When I read that this fried chicken (by Scott Peacock and Edna Lewis) was the best ever, I’ll be honest, I had my doubts. I mean read the ingredients–it sounds too simple…almost plain. But being curious, I tried it anyway. I am so glad I did because this is in fact the best ever. And as with most simple but amazing dishes, the secret is in the technique.
It’s hard to describe how awesome this chicken was. The batter had a great crunch an took on a surprisingly rich, porky, meaty flavor while the chicken inside was stunningly tender and juicy. No extra spices are needed for the batter and no dipping sauces for eating–this is just perfect the way it is and what every southern fried chicken should aspire to be.
- 1/2 cup salt
- ~2 quarts cold water
- 1 3-5 lb chicken
- 1 quart buttermilk
- 1 lb lard
- 1/2 cup (1 stick) butter
- 1/2 cup country ham pieces
- 1 cup flour
- 2 Tbsp cornstarch
- 1 tsp salt
- 1/2 tsp pepper
The first step is to break down the chicken into 6 or 8 pieces–whatever you prefer (clipped wings, breasts, thighs, drumsticks). Brine the chicken parts in the mixed salt water for roughly 8-12 hours. This does magical things that guarantee you moist chicken.
Once time is up, dump the salt water, briefly rinse the chicken, and marinate it in buttermilk for another 8-12 hours. This will further tenderize the chicken and add a surprising amount of flavor.
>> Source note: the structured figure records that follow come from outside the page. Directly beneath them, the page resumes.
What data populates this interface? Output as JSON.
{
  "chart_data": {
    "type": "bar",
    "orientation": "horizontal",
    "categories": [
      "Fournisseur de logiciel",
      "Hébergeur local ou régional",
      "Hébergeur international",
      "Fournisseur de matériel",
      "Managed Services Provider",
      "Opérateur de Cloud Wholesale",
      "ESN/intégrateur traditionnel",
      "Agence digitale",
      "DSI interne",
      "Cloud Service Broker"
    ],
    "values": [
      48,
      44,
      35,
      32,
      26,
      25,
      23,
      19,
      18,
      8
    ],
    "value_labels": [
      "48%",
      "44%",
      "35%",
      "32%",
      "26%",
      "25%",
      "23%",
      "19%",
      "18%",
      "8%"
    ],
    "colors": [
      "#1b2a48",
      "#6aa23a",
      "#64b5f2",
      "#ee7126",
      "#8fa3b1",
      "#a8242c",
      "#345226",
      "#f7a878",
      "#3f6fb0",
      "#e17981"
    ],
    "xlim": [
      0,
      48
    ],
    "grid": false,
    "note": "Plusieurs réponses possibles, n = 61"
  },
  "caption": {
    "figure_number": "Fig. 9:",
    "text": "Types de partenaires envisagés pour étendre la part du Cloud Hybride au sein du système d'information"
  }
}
When done marinating, drain the chicken of buttermilk. Don’t bother patting it dry–just let it drip.
Now, get the oil going. In a sturdy frying pan (cast iron if you have it), melt the lard and butter over low medium heat. Once fully melted, add the coarsely chopped pieces of ham. Yes, that us a frying pan pictured and not a deep fryer.
Let the ham gently cook for 30-45 minutes and periodically skim the scum off the surface. Remove the browned ham and raise the heat to medium/medium-high.
In a bowl, prepare the batter for the chicken. This is really simple: just mix the batter ingredients well. Dredge the chicken parts in batter, coating all over and shaking off the excess.
Work in batches of roughly 3 pieces at a time (over-crowding will drop the oil temperature and yield an oily, soggy crust) and add the dredged pieces of chicken to the hot oil. After 8-10 minutes, flip them over, and 8-10 after that, remove from the oil and let drain (either on a rack or paper towels). Repeat until all pieces are fried and keep the cooked chicken in a warm place (e.g. 200°F oven) so they don’t all get too cold on you..or have them cold. You’ll be happy either way (sort of like pizza or Chinese takeout).
Since I already had all this delicious oil going for frying the chicken, it only seemed appropriate that I have a fried side to go with it. So during all of the frying, I made a hushpuppy batter, mixing all the dry ingredients in one bowl, the wet in another, and then bringing them together.
Then, I took teaspoonish sized scoops of dough, rolled them in my hand, and put them in the oil (again, small batches…like 4 at a time), rolling fairly regularly. They’re done within about 3 minutes. I’ve linked to the recipe I started from (I added more in the way of spices), but I’ll be honest, I’ve had better hushpuppies in my life as these were a bit on the dry side.
With everything drained and done frying, grab a cold beer, some napkins, and enjoy!